The stoat has brown and white summer coat, with a black tip to its tail. 

The great escape

Birds can't hibernate, but they can fly away and spend winter somewhere warmer. Many do this.

Some butterflies hibernate while others spend the winter in chrysalis form, emerging in the spring. Coniferous trees can survive areas where the winters may last eight months. 

A hot bath

One group of Japanese macaques jump into natural hot springs to warm up in winter, though getting out can leave them a bit cold.

Life as a Japanese macaque 

In the winter months, Japanese macaques grow a thicker coat. They are intelligent and sociable animals, living in troops of 20 to 30 individuals. 

Macaques are also known as snow monkeys. The young learn to roll snowballs just for fun

The woodchuck and the hedgehog both hibernate. 

Weird Woods

Not all evergreen trees have needle-shaped leaves, and not all broad-leaved trees shed their leaves. Bamboo is broad-leaved, but evergreen. Weird woods have some unusual residents, such as the Tasmanian sugar glider. 

Bamboo forests

In parts of China, bamboos grow as tall as trees, although they are grasses. They are the fastest-growing plants in the world.

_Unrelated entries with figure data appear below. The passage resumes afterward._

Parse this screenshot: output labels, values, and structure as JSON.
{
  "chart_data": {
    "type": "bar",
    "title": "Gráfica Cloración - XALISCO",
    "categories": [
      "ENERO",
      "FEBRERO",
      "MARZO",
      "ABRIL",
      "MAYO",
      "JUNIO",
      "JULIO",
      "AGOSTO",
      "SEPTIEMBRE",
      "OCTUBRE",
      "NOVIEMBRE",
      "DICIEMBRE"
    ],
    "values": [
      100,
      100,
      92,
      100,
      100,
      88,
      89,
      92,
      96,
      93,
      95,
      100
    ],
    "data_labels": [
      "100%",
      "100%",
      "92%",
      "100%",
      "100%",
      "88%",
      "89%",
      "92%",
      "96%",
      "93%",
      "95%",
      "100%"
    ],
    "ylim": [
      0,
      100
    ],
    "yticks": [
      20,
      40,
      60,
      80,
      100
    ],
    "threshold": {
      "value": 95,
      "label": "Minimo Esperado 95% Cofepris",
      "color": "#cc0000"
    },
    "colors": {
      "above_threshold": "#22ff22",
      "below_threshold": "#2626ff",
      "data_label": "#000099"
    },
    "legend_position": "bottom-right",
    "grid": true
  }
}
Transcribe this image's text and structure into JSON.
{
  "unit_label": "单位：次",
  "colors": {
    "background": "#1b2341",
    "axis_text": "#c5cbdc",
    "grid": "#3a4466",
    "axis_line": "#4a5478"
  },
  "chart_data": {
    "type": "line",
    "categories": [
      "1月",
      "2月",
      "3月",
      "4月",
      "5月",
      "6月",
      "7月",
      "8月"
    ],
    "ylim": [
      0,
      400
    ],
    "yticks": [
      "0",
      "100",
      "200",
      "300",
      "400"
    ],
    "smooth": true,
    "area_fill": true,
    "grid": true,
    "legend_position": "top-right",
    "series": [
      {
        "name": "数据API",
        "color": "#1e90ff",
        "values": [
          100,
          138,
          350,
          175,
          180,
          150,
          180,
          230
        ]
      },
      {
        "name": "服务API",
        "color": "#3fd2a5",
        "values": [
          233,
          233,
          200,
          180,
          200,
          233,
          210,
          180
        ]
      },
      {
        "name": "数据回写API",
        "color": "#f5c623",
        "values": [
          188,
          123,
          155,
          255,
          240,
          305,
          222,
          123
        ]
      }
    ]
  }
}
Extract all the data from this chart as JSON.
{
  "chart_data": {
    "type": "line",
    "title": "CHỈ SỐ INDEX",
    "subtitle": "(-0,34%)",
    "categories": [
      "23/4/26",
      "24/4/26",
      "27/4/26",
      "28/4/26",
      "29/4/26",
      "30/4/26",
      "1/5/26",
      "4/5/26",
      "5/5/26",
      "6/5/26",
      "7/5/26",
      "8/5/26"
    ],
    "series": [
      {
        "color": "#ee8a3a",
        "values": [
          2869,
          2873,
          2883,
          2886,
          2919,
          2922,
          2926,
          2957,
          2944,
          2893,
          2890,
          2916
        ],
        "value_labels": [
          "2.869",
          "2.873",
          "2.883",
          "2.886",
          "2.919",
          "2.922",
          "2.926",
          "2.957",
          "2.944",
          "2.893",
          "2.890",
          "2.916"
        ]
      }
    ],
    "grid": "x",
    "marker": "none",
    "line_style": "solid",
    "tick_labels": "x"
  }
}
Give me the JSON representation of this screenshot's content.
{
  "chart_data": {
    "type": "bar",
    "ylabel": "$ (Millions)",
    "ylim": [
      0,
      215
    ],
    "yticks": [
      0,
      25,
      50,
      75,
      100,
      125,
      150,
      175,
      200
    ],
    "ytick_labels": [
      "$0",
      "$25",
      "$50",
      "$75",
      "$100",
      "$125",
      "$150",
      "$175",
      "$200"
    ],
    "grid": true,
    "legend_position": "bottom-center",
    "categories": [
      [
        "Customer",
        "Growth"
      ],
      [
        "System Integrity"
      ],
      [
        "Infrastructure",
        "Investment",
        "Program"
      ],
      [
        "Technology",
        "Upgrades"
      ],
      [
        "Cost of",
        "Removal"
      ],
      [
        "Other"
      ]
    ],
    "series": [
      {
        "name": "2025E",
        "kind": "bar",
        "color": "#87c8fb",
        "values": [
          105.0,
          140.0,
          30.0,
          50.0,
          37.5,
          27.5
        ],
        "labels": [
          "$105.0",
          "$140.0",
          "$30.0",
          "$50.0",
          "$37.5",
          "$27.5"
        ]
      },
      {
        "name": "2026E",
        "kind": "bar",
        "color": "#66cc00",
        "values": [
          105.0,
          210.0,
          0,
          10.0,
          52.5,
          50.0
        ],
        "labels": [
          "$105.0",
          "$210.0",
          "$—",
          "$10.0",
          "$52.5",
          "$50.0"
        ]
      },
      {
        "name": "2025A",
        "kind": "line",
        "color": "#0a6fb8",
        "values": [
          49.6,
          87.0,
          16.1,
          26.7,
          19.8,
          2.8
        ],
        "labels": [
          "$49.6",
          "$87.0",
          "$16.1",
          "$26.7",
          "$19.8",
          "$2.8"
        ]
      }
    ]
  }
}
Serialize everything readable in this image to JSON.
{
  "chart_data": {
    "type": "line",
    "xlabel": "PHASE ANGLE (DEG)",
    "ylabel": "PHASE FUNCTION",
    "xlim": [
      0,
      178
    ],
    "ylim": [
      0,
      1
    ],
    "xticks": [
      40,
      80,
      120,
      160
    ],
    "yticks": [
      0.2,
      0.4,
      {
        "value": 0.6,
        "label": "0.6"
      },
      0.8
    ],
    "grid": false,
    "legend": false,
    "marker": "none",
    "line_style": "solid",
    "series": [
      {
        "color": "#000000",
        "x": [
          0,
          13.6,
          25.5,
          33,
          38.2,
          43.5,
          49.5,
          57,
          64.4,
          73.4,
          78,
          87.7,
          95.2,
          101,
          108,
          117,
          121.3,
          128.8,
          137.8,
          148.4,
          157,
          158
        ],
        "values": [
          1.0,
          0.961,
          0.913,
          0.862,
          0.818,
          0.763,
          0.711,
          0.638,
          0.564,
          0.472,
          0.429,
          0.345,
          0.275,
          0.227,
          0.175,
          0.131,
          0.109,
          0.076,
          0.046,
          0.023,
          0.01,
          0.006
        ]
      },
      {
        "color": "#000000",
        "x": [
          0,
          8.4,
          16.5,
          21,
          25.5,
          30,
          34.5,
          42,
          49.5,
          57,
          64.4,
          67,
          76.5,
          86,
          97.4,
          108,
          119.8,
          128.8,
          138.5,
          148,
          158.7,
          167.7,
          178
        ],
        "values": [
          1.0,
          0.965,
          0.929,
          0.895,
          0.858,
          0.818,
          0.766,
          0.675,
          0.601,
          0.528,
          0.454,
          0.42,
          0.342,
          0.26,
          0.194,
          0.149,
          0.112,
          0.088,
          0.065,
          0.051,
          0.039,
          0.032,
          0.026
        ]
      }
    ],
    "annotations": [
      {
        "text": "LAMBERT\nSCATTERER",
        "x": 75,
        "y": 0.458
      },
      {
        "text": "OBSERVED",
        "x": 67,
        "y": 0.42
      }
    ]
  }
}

Pandas depend on bamboo forests for their survival.

No need for flight

Many of New Zealand's birds, like the kiwi, are flightless. The kiwi lives more like a hedgehog, rooting around on the forest floor.

Kiwi is flightless because of it has no natural predators. 


The tree fern is a strange relic from the days of the dinosaurs. It is an evergreen tree.

Tree ferns were once a source of food for some dinosaurs.

Life in a tree

Eucalyptus leaves are poisonous, but one animal can stomach them, the koala. Special bacteria aid digestion.

Koalas spend most of their lives in eucalyptus trees, even sleeping up there! They feed on the leaves for about four hours each night.

Eucalyptus is broad leaved, but evergreen.

Seen by dinosaurs

With their rounded tops and stiff, upward-pointing leaves, monkey puzzle trees are related to trees that were viewed by dinosaurs. They are broad-leaved, but evergreen.